Soddisfatta la soglia minima dei bisogni, gli uomini possono essere spinti verso il lusso o le comodità che ad altri paiono eccessive e perfino offensive. Non si dovrebbe essere caustici. Anche in queste cose una certa tolleranza non guasterebbe. Ciò che in un baldo e vispo giovane può apparire inutile, diventa necessario per un anziano che appena si regge sulle gambe: una sedia può essere un bisogno essenziale per un anziano. Non ne ho voluto sapere di telefonini fino a quando un'emergenza non ha reso necessaria la mia pronta reperibilità. E così potrei dire per la macchina ed altre cose.
Insomma, chi sviluppa il sistema dei bisogni può avere una funzione trainante nell'innalzamento della soglia minima. Il "ricco" pertanto non dovrebbe sempre essere dipinto in modo tale da renderlo odioso ai più. Può avere una funzione socialmente utile nella misura in cui sviluppa la sensibilità umana. L'invidia non è un sentimento nobile. Gli uomini dovrebbero essere valutati non per ciò che possiedono ma per le loro qualità personali ed i mezzi materiali dovrebbero essere sempre posti al servizio dell'uomo e non costituire essi uno scopo, lo scopo, a detrimento dell'uomo stesso e della sua dignitò. Credo che Chomsky vada in questo senso del discorso, quando teorizza: «Ogni sforzo teso a creare un'esistenza più umana finisce col limitare la libertà di qualcun altro». E' di nuovo l'arte della politica, una scienza necessaria ed in un certo senso preliminare ad ogni altra: una philosophia prima.
giovedì, gennaio 26, 2006
Giordano Bruno: un precursore o un epigono?

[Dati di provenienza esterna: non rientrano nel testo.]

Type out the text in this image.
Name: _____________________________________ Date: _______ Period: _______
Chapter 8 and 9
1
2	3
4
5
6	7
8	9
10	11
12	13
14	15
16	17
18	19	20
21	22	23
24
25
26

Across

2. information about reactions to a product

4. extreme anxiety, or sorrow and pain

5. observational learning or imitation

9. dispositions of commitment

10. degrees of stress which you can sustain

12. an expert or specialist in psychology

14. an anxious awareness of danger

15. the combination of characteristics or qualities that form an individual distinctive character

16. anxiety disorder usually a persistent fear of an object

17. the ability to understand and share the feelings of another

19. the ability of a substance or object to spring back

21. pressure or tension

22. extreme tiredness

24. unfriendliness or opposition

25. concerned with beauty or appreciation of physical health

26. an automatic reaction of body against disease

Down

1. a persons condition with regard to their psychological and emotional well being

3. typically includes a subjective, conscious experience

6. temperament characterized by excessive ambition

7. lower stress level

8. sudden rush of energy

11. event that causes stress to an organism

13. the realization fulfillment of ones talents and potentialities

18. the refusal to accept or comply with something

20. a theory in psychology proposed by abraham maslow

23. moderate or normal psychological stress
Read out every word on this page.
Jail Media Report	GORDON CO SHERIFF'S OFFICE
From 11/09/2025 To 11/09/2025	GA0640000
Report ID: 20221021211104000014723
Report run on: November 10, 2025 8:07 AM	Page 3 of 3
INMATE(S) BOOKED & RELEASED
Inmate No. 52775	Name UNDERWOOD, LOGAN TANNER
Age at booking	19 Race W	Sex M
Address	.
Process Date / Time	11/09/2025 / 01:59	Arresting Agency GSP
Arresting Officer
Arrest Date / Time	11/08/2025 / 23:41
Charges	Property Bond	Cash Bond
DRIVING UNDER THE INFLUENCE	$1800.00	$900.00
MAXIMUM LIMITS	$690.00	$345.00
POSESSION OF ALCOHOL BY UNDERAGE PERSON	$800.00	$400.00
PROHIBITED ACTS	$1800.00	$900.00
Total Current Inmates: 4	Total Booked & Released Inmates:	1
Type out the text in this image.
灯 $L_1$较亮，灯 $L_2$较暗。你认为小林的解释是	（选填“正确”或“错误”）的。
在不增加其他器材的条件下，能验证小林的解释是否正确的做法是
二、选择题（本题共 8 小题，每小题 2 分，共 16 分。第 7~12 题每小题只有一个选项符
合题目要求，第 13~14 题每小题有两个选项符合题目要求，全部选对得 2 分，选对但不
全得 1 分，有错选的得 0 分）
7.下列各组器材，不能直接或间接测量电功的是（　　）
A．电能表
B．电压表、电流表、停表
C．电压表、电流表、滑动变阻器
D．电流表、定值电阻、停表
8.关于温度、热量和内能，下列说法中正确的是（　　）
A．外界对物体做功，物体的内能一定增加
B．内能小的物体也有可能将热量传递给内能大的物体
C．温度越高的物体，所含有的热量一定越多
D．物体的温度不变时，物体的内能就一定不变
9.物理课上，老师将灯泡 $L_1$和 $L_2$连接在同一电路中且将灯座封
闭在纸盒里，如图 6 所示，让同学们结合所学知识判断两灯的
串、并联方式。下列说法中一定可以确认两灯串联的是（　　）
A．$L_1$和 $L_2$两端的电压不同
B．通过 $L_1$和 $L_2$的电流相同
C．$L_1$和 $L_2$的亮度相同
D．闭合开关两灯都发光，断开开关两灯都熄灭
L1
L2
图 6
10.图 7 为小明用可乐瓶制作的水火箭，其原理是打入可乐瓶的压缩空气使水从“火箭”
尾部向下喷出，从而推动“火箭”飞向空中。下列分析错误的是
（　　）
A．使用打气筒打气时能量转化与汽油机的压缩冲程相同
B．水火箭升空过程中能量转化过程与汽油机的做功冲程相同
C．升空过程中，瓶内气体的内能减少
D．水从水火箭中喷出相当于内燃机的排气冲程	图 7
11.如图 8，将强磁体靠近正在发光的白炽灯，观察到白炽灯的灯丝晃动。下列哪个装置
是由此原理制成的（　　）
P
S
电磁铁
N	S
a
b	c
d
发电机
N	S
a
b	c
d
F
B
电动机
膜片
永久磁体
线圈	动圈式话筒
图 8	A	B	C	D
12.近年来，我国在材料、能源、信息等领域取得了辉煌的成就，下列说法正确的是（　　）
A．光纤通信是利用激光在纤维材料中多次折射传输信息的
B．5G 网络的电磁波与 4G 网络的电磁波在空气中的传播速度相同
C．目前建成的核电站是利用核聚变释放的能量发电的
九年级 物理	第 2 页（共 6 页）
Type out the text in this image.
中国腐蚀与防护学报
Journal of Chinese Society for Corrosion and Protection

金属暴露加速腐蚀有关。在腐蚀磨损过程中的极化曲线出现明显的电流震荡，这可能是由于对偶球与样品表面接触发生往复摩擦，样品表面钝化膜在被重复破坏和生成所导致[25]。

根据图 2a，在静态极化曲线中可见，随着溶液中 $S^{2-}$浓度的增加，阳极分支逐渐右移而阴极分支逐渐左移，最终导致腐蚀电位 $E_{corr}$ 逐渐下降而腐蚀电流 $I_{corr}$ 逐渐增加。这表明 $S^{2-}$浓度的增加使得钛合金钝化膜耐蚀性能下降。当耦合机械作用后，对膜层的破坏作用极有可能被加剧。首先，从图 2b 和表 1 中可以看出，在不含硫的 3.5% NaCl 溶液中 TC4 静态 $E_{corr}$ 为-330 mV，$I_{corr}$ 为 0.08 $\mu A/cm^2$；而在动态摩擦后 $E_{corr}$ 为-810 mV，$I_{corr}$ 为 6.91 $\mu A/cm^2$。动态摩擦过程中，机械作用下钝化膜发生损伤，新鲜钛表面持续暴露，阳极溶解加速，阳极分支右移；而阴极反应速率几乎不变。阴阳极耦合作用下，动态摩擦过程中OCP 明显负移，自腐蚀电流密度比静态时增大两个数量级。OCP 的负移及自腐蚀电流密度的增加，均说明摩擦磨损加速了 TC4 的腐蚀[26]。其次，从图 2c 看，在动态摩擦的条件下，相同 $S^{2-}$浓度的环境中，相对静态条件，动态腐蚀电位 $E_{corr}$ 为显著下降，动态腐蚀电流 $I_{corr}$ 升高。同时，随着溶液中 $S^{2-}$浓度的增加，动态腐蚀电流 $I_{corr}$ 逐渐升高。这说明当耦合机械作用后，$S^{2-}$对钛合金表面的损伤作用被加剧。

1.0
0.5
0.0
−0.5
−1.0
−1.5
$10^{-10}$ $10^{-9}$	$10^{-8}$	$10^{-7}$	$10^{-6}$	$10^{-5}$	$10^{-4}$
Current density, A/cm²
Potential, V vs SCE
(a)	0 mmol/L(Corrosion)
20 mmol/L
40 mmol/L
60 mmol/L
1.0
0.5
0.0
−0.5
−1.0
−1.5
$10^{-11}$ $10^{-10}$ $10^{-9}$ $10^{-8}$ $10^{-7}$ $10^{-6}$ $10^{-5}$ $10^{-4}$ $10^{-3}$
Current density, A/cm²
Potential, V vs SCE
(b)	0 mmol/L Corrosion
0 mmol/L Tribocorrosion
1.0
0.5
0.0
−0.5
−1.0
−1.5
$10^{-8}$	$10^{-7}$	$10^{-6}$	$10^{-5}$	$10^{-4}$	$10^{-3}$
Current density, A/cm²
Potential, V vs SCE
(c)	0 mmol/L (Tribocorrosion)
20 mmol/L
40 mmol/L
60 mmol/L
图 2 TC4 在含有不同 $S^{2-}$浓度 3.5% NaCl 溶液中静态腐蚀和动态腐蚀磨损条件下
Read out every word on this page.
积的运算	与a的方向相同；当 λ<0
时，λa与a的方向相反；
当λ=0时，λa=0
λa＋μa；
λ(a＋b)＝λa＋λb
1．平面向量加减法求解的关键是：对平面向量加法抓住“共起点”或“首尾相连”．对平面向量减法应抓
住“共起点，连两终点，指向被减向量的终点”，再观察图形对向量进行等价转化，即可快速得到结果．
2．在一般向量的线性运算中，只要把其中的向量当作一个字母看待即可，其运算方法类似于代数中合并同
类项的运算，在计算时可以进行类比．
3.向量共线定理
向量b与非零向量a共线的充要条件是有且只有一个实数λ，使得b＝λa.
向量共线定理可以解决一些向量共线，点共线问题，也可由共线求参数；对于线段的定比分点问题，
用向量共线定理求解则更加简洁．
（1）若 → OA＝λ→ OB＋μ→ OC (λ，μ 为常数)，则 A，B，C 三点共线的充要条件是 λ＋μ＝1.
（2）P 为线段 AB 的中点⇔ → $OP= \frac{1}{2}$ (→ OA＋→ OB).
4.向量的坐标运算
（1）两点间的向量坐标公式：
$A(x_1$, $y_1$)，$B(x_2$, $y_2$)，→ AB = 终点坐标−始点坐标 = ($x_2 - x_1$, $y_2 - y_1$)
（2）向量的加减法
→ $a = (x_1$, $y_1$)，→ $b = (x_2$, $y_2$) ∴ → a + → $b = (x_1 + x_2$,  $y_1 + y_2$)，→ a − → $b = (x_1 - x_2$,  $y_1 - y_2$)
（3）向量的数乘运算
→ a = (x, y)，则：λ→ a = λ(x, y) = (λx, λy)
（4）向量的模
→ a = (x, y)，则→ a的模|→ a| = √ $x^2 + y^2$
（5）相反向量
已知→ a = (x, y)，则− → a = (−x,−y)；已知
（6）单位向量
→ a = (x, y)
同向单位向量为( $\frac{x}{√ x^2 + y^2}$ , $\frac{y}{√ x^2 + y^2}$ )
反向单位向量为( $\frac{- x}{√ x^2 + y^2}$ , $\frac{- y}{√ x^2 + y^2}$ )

Il libro di Yates mi è apparso interessante al suo esordio, quando accenna ad una sua inziale interpretazione di Giordano Bruno secondo cui "questo audace filosofo del Rinascimento aveva fatta sua la teoria copernicana", ma poi ad una più matura riflessione ritiene che il filosofo nolano vada inteso ed interpretato nell'ambito della tradizione ermetica, materia per me complicata e piuttosto noiosa. Ha certamente ragione Yates che sull'argomento ha speso parecchio tempo. Io mi limiti ad alcun spunti senza pretese. Sia Bruno sia Galilei hanno in qualche maniera anticipato e posto le basi del nostro di pensare il cosmo. E mi riferisco all'uomo comune che passeggia per le strade e che avrà pur guardato qualche volta il cielo. Bruno e Galilei avevano strumenti e metodi diversi. Galilei si era servito del cannocchiale e soprattutto seguiva il metodo dell'esperienza e della verificabilità delle teorie. Bruno, come tutti i filosofi, disponeva della sua fantasia che quando viene elaborata può diventare teoria. La meditazione odierna si limita ad accentuare il valore della fantasia, troppo spesso vituperata. No! Signori, andiamoci piano la fantasia è cosa importante, forse alla base di ogni attività intellettiva. Bisogna saperle dare il giusto ruolo e rilievo, ma giammai pensare che sia cosa disprezzabile. Guai se non avessimo un briciolo di fantasia. Non dobbiamo vergognarcene.